内质网膜中蛋白质插入的分子密码对于N（内）-C（外）和N（外）-C（内）跨膜螺旋是相似的。

Molecular code for protein insertion in the endoplasmic reticulum membrane is similar for N(in)-C(out) and N(out)-C(in) transmembrane helices.

作者信息

Lundin Carolina, Kim Hyun, Nilsson IngMarie, White Stephen H, von Heijne Gunnar

机构信息

Center for Biomembrane Research, Department of Biochemistry and Biophysics, Stockholm University, SE-106 91 Stockholm, Sweden.

出版信息

Proc Natl Acad Sci U S A. 2008 Oct 14;105(41):15702-7. doi: 10.1073/pnas.0804842105. Epub 2008 Oct 7.

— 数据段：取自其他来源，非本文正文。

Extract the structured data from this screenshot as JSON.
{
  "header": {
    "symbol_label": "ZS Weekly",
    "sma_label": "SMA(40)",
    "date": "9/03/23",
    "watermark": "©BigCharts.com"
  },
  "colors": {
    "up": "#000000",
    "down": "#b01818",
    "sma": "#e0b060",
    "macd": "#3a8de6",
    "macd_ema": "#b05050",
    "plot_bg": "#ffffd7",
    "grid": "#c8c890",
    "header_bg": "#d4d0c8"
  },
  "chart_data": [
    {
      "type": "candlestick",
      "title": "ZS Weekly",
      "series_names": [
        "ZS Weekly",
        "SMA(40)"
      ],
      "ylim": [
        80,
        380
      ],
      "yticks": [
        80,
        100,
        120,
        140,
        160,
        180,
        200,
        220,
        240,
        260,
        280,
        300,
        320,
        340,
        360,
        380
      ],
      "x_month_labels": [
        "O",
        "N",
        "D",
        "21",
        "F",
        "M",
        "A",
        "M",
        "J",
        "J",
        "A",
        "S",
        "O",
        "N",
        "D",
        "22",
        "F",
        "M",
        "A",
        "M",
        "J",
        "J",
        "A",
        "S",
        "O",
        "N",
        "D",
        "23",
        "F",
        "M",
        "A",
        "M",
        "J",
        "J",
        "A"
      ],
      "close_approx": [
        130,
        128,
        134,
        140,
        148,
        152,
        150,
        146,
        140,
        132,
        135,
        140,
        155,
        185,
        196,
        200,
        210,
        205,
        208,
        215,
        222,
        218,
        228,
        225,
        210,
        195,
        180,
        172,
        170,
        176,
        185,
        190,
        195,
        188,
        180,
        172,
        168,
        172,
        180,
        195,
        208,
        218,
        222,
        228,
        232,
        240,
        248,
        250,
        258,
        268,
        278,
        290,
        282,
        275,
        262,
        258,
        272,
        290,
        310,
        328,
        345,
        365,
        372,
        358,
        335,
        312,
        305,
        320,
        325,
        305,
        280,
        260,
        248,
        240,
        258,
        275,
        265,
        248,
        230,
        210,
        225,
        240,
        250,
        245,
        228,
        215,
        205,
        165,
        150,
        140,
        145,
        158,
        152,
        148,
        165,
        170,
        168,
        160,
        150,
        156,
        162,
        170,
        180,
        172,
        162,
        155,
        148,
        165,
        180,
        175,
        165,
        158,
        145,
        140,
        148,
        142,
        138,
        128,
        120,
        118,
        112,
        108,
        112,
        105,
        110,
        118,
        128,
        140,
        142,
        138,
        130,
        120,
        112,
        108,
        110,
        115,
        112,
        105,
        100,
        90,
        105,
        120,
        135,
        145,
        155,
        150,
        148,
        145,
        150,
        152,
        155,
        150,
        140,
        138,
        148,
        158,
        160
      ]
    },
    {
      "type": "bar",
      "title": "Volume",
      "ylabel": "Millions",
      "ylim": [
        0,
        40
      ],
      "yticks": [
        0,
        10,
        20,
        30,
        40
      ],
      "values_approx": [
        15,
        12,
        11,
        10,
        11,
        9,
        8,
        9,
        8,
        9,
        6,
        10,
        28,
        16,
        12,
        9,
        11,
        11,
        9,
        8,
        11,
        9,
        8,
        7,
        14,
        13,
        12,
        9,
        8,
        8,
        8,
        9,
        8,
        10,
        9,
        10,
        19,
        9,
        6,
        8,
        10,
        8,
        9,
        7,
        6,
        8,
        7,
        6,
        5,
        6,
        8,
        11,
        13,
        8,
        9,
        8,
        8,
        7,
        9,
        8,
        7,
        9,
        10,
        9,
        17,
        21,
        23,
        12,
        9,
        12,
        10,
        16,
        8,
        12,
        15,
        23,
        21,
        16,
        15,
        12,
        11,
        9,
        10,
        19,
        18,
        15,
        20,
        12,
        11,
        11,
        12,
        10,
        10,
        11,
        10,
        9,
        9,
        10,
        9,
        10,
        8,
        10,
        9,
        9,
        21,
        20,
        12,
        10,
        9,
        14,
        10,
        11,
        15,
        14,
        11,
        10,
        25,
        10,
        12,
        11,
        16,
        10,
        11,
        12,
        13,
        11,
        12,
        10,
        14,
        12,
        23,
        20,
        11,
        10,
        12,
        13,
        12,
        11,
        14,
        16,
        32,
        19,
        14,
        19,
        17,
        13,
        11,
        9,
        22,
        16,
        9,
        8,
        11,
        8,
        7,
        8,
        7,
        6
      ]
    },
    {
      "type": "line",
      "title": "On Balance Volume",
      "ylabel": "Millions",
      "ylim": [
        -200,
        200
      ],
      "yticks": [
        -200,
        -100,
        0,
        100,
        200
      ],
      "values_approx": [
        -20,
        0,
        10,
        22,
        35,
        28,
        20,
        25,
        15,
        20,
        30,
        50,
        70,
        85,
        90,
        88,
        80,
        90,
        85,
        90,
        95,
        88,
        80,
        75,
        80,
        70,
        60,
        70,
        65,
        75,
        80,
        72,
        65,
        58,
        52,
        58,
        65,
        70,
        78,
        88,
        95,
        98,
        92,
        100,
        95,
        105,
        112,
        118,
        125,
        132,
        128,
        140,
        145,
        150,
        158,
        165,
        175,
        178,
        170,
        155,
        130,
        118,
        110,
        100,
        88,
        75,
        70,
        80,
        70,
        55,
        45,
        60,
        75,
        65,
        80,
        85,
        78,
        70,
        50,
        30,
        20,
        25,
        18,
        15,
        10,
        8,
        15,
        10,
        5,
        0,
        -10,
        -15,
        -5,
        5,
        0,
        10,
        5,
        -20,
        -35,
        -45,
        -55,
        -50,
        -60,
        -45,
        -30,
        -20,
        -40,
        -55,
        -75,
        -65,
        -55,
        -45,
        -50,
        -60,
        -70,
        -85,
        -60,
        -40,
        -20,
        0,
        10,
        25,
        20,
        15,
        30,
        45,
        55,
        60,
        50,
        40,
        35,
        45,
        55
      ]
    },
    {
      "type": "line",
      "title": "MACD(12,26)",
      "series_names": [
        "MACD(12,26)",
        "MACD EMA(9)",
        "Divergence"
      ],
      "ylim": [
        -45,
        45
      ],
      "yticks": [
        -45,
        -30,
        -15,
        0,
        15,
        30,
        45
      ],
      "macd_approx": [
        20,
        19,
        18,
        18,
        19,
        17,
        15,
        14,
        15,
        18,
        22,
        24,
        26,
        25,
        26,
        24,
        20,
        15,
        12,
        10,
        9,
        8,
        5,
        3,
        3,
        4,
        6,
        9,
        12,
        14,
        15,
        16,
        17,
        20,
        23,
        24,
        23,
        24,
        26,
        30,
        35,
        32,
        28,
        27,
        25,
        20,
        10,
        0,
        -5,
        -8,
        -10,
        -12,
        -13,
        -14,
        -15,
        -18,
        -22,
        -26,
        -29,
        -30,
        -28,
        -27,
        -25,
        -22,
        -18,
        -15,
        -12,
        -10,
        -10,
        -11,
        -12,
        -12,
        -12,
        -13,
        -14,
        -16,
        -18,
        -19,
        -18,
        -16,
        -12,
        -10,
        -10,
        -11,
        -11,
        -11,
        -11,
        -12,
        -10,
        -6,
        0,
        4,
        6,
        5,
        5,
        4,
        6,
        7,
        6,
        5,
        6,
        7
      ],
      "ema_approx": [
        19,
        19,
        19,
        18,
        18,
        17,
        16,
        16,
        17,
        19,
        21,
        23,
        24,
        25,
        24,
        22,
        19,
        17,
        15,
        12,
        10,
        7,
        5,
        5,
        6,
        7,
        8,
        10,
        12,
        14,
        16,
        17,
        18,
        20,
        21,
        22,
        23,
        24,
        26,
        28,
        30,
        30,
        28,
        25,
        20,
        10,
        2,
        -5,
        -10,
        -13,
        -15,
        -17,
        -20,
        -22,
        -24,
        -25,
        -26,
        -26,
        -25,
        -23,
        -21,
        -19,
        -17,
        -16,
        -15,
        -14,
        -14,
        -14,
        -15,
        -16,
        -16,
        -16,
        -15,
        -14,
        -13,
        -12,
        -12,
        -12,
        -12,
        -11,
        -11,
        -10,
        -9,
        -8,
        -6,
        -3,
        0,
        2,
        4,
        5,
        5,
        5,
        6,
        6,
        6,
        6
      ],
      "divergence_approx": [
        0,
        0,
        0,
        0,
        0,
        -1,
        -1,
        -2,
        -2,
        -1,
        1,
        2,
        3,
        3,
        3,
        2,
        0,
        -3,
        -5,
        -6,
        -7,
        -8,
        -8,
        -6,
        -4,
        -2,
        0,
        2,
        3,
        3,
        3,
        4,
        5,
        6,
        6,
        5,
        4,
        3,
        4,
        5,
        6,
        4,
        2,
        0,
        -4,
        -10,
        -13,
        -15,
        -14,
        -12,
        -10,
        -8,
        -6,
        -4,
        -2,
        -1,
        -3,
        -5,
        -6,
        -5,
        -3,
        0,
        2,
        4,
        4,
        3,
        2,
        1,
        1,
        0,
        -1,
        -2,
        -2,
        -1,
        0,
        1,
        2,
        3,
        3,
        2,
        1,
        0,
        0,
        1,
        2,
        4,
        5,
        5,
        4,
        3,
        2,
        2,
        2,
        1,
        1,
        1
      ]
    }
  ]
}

DOI:10.1073/pnas.0804842105

PMID:18840693

原文链接:https://pmc.ncbi.nlm.nih.gov/articles/PMC2572976/

Abstract

Transmembrane alpha-helices in integral membrane proteins can have two orientations in the membrane: N(in)-C(out) or N(out)-C(in). Previous studies of model N(out)-C(in) transmembrane segment have led to a detailed, quantitative picture of the "molecular code" that relates amino acid sequence to membrane insertion efficiency in vivo [Hessa T, et al. (2007) Molecular code for transmembrane helix recognition by the Sec61 translocon. Nature 450:1026-1030], but whether the same code applies also to N(in)-C(out) transmembrane helices is unknown. Here, we show that the contributions of individual amino acids to the overall efficiency of membrane insertion are similar for the two kinds of helices and that the threshold hydrophobicity for membrane insertion can be up to approximately 1 kcal/mol lower for N(in)-C(out) compared with N(out)-C(in) transmembrane helices, depending on the neighboring helices.

摘要

整合膜蛋白中的跨膜α螺旋在膜中可有两种取向：N端在内-C端在外或N端在外-C端在内。先前对模型N端在外-C端在内跨膜片段的研究已得出了一个详细的、定量的“分子密码”图景，该密码将氨基酸序列与体内膜插入效率联系起来[赫萨T等人（2007年）。Sec61转运体识别跨膜螺旋的分子密码。《自然》450:1026 - 1030]，但同样的密码是否也适用于N端在内-C端在外的跨膜螺旋尚不清楚。在此，我们表明，对于这两种螺旋，单个氨基酸对膜插入总体效率的贡献是相似的，并且与N端在外-C端在内的跨膜螺旋相比，N端在内-C端在外跨膜螺旋的膜插入阈值疏水性可低约1千卡/摩尔，这取决于相邻螺旋。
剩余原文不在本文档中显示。